Jerome Dennis

No. 20
- Position: Defensive back

Personal information
- Born: December 6, 1981 (age 44) Carson, California, U.S.
- Listed height: 5 ft 7 in (1.70 m)
- Listed weight: 270 lb (122 kg)

Career information
- College: Utah State
- NFL draft: 2005: undrafted

Career history
- Indianapolis Colts (2005)*; Spokane Shock (2006); BC Lions (2007–2009); Hamilton Tiger-Cats (2010–2011); BC Lions (2011);
- * Offseason or practice squad member only

Awards and highlights
- Grey Cup champion (2011);
- Stats at CFL.ca (archive)

= Jerome Dennis (Canadian football) =

American football player (born 1981)

Jerome Dennis (December 6, 1981) is an American former professional football player who was a defensive back in the Canadian Football League (CFL).

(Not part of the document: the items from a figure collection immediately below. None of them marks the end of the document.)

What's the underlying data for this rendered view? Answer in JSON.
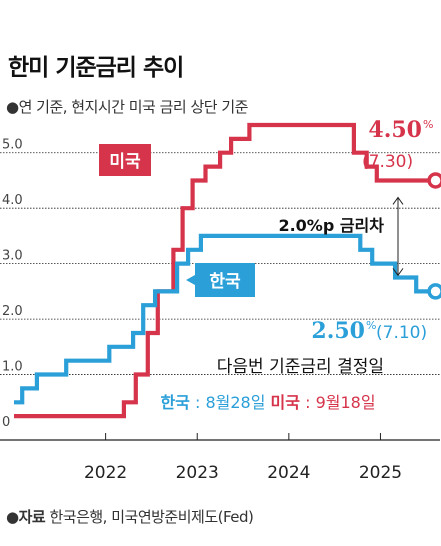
{
  "header": {
    "title": "한미 기준금리 추이",
    "subtitle": "●연 기준, 현지시간 미국 금리 상단 기준"
  },
  "footer": {
    "source_label": "●자료",
    "source_text": "한국은행, 미국연방준비제도(Fed)"
  },
  "colors": {
    "us": "#d6344b",
    "korea": "#2a9fd8",
    "grid": "#222222"
  },
  "chart_data": {
    "type": "line",
    "title": "한미 기준금리 추이",
    "subtitle": "●연 기준, 현지시간 미국 금리 상단 기준",
    "ylim": [
      0,
      5.5
    ],
    "y_ticks": [
      "0",
      "1.0",
      "2.0",
      "3.0",
      "4.0",
      "5.0"
    ],
    "x_ticks": [
      "2022",
      "2023",
      "2024",
      "2025"
    ],
    "series": [
      {
        "name": "미국",
        "label": "미국",
        "color": "#d6344b",
        "end_value_label": "4.50",
        "end_value_unit": "%",
        "end_date_label": "(7.30)",
        "points": [
          [
            2021.0,
            0.25
          ],
          [
            2022.2,
            0.5
          ],
          [
            2022.33,
            1.0
          ],
          [
            2022.46,
            1.75
          ],
          [
            2022.57,
            2.5
          ],
          [
            2022.74,
            3.25
          ],
          [
            2022.84,
            4.0
          ],
          [
            2022.95,
            4.5
          ],
          [
            2023.09,
            4.75
          ],
          [
            2023.25,
            5.0
          ],
          [
            2023.37,
            5.25
          ],
          [
            2023.57,
            5.5
          ],
          [
            2024.71,
            5.0
          ],
          [
            2024.85,
            4.75
          ],
          [
            2024.96,
            4.5
          ],
          [
            2025.58,
            4.5
          ]
        ]
      },
      {
        "name": "한국",
        "label": "한국",
        "color": "#2a9fd8",
        "end_value_label": "2.50",
        "end_value_unit": "%",
        "end_date_label": "(7.10)",
        "points": [
          [
            2021.0,
            0.5
          ],
          [
            2021.09,
            0.75
          ],
          [
            2021.25,
            1.0
          ],
          [
            2021.57,
            1.25
          ],
          [
            2022.04,
            1.5
          ],
          [
            2022.3,
            1.75
          ],
          [
            2022.41,
            2.25
          ],
          [
            2022.54,
            2.5
          ],
          [
            2022.78,
            3.0
          ],
          [
            2022.9,
            3.25
          ],
          [
            2023.04,
            3.5
          ],
          [
            2024.78,
            3.25
          ],
          [
            2024.91,
            3.0
          ],
          [
            2025.16,
            2.75
          ],
          [
            2025.39,
            2.5
          ],
          [
            2025.58,
            2.5
          ]
        ]
      }
    ],
    "gap_label": "2.0%p 금리차",
    "next_meeting": {
      "heading": "다음번 기준금리 결정일",
      "korea_label": "한국",
      "korea_date": "8월28일",
      "us_label": "미국",
      "us_date": "9월18일",
      "separator": " : "
    }
  }
}
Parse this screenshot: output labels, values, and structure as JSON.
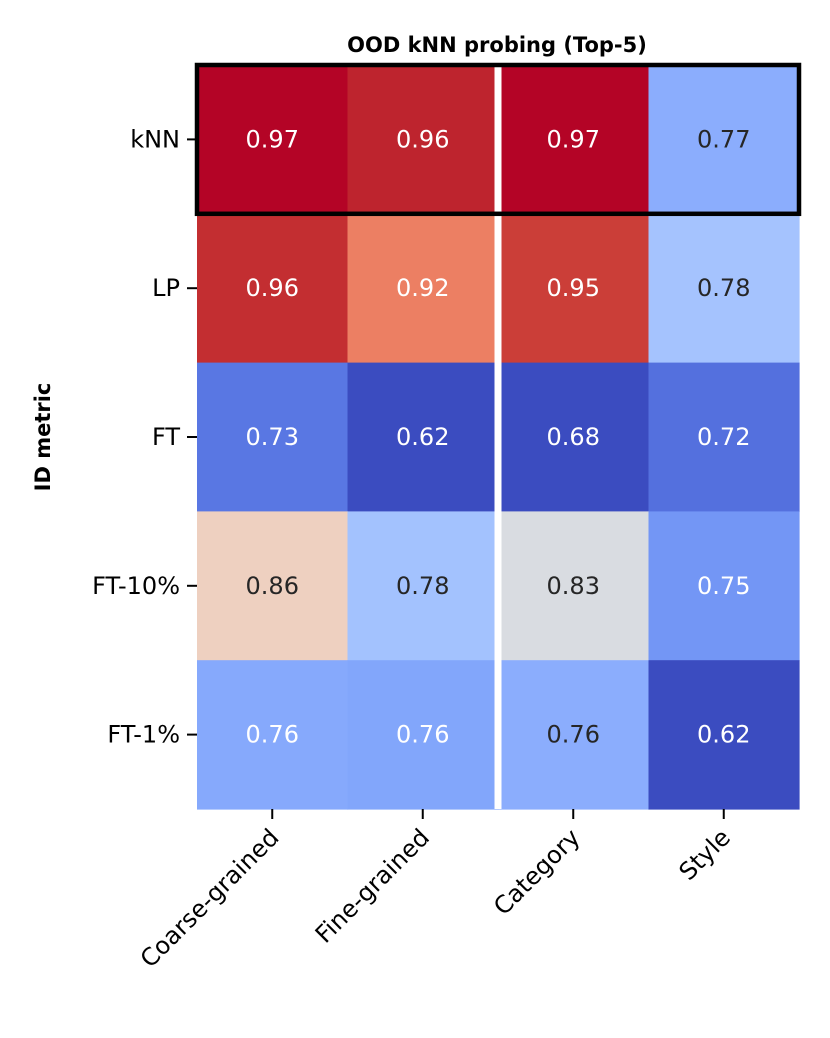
{
  "chart_data": {
    "type": "heatmap",
    "title": "OOD kNN probing (Top-5)",
    "xlabel": "",
    "ylabel": "ID metric",
    "columns": [
      "Coarse-grained",
      "Fine-grained",
      "Category",
      "Style"
    ],
    "rows": [
      "kNN",
      "LP",
      "FT",
      "FT-10%",
      "FT-1%"
    ],
    "values": [
      [
        0.97,
        0.96,
        0.97,
        0.77
      ],
      [
        0.96,
        0.92,
        0.95,
        0.78
      ],
      [
        0.73,
        0.62,
        0.68,
        0.72
      ],
      [
        0.86,
        0.78,
        0.83,
        0.75
      ],
      [
        0.76,
        0.76,
        0.76,
        0.62
      ]
    ],
    "cell_colors": [
      [
        "#b40426",
        "#be242e",
        "#b40426",
        "#8badfd"
      ],
      [
        "#c32e31",
        "#ec7f63",
        "#cb3e38",
        "#a5c3fe"
      ],
      [
        "#5977e3",
        "#3b4cc0",
        "#3b4cc0",
        "#5470de"
      ],
      [
        "#eed0c0",
        "#a3c2fe",
        "#d9dce1",
        "#7396f5"
      ],
      [
        "#86a9fc",
        "#82a6fb",
        "#8badfd",
        "#3b4cc0"
      ]
    ],
    "text_colors": [
      [
        "#ffffff",
        "#ffffff",
        "#ffffff",
        "#262626"
      ],
      [
        "#ffffff",
        "#ffffff",
        "#ffffff",
        "#262626"
      ],
      [
        "#ffffff",
        "#ffffff",
        "#ffffff",
        "#ffffff"
      ],
      [
        "#262626",
        "#262626",
        "#262626",
        "#ffffff"
      ],
      [
        "#ffffff",
        "#ffffff",
        "#262626",
        "#ffffff"
      ]
    ],
    "colormap": "coolwarm",
    "highlight_row": "kNN",
    "divider_after_column": "Fine-grained"
  }
}
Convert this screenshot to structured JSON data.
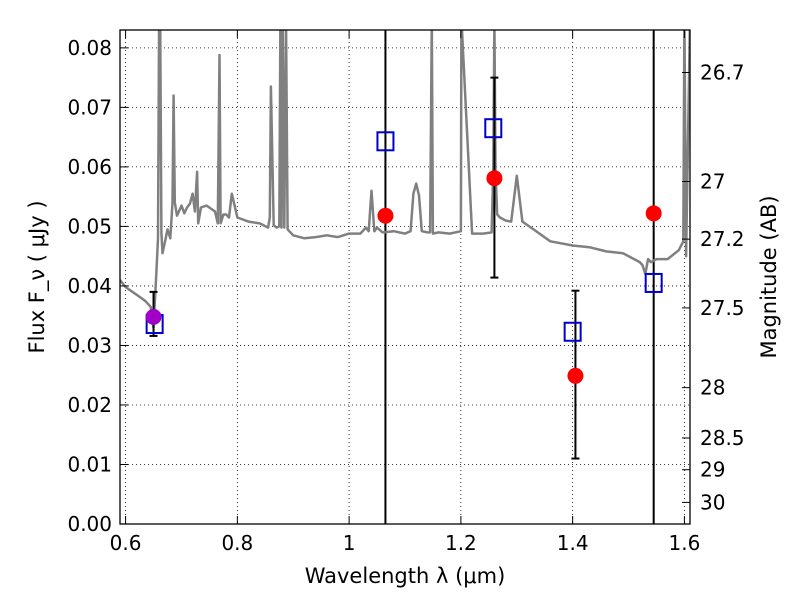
{
  "chart_data": {
    "type": "scatter",
    "xlabel": "Wavelength  λ (μm)",
    "ylabel": "Flux  F_ν  ( μJy )",
    "y2label": "Magnitude (AB)",
    "xlim": [
      0.59,
      1.61
    ],
    "ylim": [
      0.0,
      0.083
    ],
    "xticks": [
      0.6,
      0.8,
      1.0,
      1.2,
      1.4,
      1.6
    ],
    "xtick_labels": [
      "0.6",
      "0.8",
      "1",
      "1.2",
      "1.4",
      "1.6"
    ],
    "yticks": [
      0.0,
      0.01,
      0.02,
      0.03,
      0.04,
      0.05,
      0.06,
      0.07,
      0.08
    ],
    "ytick_labels": [
      "0.00",
      "0.01",
      "0.02",
      "0.03",
      "0.04",
      "0.05",
      "0.06",
      "0.07",
      "0.08"
    ],
    "magnitude_ticks": [
      "26.7",
      "27",
      "27.2",
      "27.5",
      "28",
      "28.5",
      "29",
      "30"
    ],
    "grid": true,
    "vertical_lines": [
      1.065,
      1.545
    ],
    "colors": {
      "model": "#808080",
      "observed": "#ff0000",
      "first_observed": "#a000c8",
      "synthetic": "#0000cc",
      "errorbar": "#000000"
    },
    "model_spectrum": {
      "x": [
        0.59,
        0.6,
        0.62,
        0.635,
        0.645,
        0.65,
        0.655,
        0.658,
        0.66,
        0.662,
        0.664,
        0.666,
        0.67,
        0.675,
        0.68,
        0.684,
        0.686,
        0.688,
        0.692,
        0.7,
        0.705,
        0.71,
        0.715,
        0.72,
        0.724,
        0.728,
        0.73,
        0.735,
        0.745,
        0.76,
        0.765,
        0.768,
        0.77,
        0.775,
        0.78,
        0.785,
        0.79,
        0.8,
        0.82,
        0.84,
        0.855,
        0.858,
        0.86,
        0.865,
        0.87,
        0.875,
        0.877,
        0.879,
        0.881,
        0.884,
        0.887,
        0.89,
        0.893,
        0.9,
        0.92,
        0.94,
        0.96,
        0.98,
        1.0,
        1.02,
        1.03,
        1.035,
        1.04,
        1.045,
        1.05,
        1.06,
        1.08,
        1.1,
        1.11,
        1.115,
        1.12,
        1.125,
        1.13,
        1.14,
        1.145,
        1.148,
        1.15,
        1.16,
        1.18,
        1.2,
        1.201,
        1.22,
        1.24,
        1.255,
        1.258,
        1.26,
        1.262,
        1.265,
        1.27,
        1.28,
        1.29,
        1.3,
        1.31,
        1.33,
        1.36,
        1.4,
        1.43,
        1.46,
        1.49,
        1.51,
        1.52,
        1.525,
        1.53,
        1.535,
        1.54,
        1.55,
        1.57,
        1.59,
        1.598,
        1.6,
        1.603,
        1.61
      ],
      "y": [
        0.041,
        0.0398,
        0.0385,
        0.0375,
        0.0365,
        0.033,
        0.042,
        0.048,
        0.085,
        0.085,
        0.049,
        0.0455,
        0.0472,
        0.0495,
        0.048,
        0.054,
        0.072,
        0.054,
        0.0518,
        0.0535,
        0.0522,
        0.0532,
        0.0538,
        0.0555,
        0.0525,
        0.0592,
        0.0505,
        0.0532,
        0.0535,
        0.0525,
        0.0505,
        0.0788,
        0.0505,
        0.052,
        0.052,
        0.0515,
        0.0555,
        0.0515,
        0.0508,
        0.0505,
        0.0498,
        0.0515,
        0.0735,
        0.0502,
        0.0498,
        0.05,
        0.085,
        0.0498,
        0.085,
        0.0498,
        0.085,
        0.0495,
        0.0492,
        0.0485,
        0.048,
        0.0482,
        0.0485,
        0.0482,
        0.0488,
        0.0488,
        0.0498,
        0.0492,
        0.056,
        0.0492,
        0.0498,
        0.049,
        0.0492,
        0.0488,
        0.0492,
        0.0555,
        0.0572,
        0.0552,
        0.0492,
        0.049,
        0.049,
        0.085,
        0.0488,
        0.049,
        0.0488,
        0.0492,
        0.085,
        0.0488,
        0.0488,
        0.049,
        0.0595,
        0.085,
        0.0595,
        0.052,
        0.0515,
        0.051,
        0.0508,
        0.0585,
        0.0508,
        0.0495,
        0.0475,
        0.0468,
        0.0465,
        0.0458,
        0.0455,
        0.0445,
        0.044,
        0.0435,
        0.042,
        0.0445,
        0.044,
        0.0445,
        0.0445,
        0.046,
        0.0475,
        0.085,
        0.045,
        0.085
      ]
    },
    "series": [
      {
        "marker": "circle",
        "x": [
          0.65,
          1.065,
          1.26,
          1.405,
          1.545
        ],
        "y": [
          0.0348,
          0.0518,
          0.0581,
          0.0249,
          0.0522
        ],
        "yerr_low": [
          0.0032,
          null,
          0.0167,
          0.0139,
          null
        ],
        "yerr_high": [
          0.0042,
          null,
          0.0169,
          0.0143,
          null
        ]
      },
      {
        "marker": "square",
        "x": [
          0.652,
          1.065,
          1.258,
          1.4,
          1.545
        ],
        "y": [
          0.0336,
          0.0643,
          0.0665,
          0.0323,
          0.0405
        ]
      }
    ]
  }
}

He played college football for the Utah State Aggies and was signed as an undrafted free agent by the Indianapolis Colts of the National Football League (NFL) in 2005.

On March 15, 2010, Dennis was acquired by the Hamilton Tiger-Cats from the BC Lions in exchange for linebacker Dennis Haley. He was released by the Tiger-Cats on July 19, 2011. He was soon after re-signed by the Lions on July 20, 2011.